House debates

Tuesday, 11 October 2011

Questions without Notice

Carbon Pricing

2:38 pm

Photo of Julia GillardJulia Gillard (Lalor, Australian Labor Party, Prime Minister) Share this | Hansard source

What every member of this parliament knows is that the flow through price impact of asking the biggest polluters in our country to pay the price of their carbon pollution to Australians is less than one per cent—0.7 per cent—of CPI. It is as a result of that flow through price change of less than one per cent of CPI—less than a cent in a dollar—that the government has determined it is appropriate to use more than half of the revenue generated by carbon pricing to help pensioners with an increase of $338, to help people raising children with an increase in family payments, to help Australians earning less than $80,000 a year with a tax cut and to associate that tax change with a major tax reform, which will mean one million Australians will not be in the tax system, will not pay any tax and will see each and every week the rewards for working.

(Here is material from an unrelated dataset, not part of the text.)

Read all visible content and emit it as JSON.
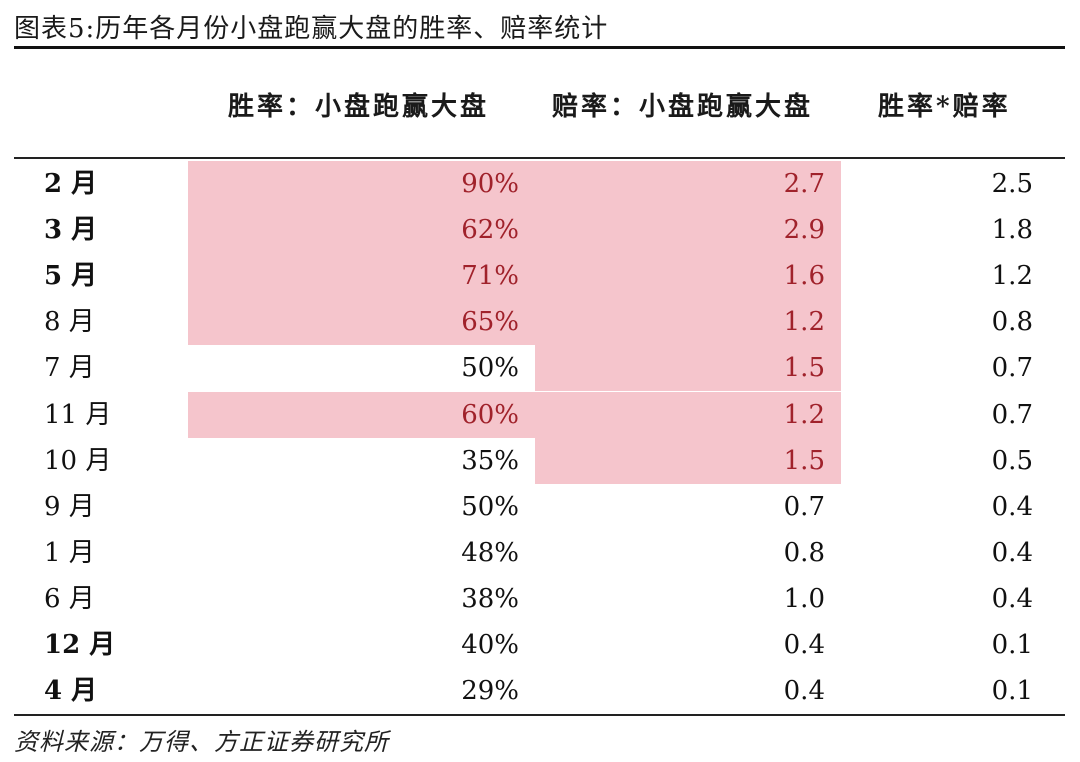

I would say to the member who asked the question and who in other iterations of his political life has been prepared to contemplate reforms, including reforms like carbon pricing, that perhaps instead of following the Leader of the Opposition's fear campaign, he should listen to a former Liberal leader, and I am referring to Dr John Hewson, who has appeared in this book, the 'Say Yes Campaign Book'. He is the former employer of the Leader of the Opposition—that was a bad decision, but he has made one good one. He says:

I say yes to carbon pricing, because this is the most important thing we can do for our nation this century.

A former Liberal leader joining every other living liberal Leader in favour of carbon pricing, all except the wrecker over here.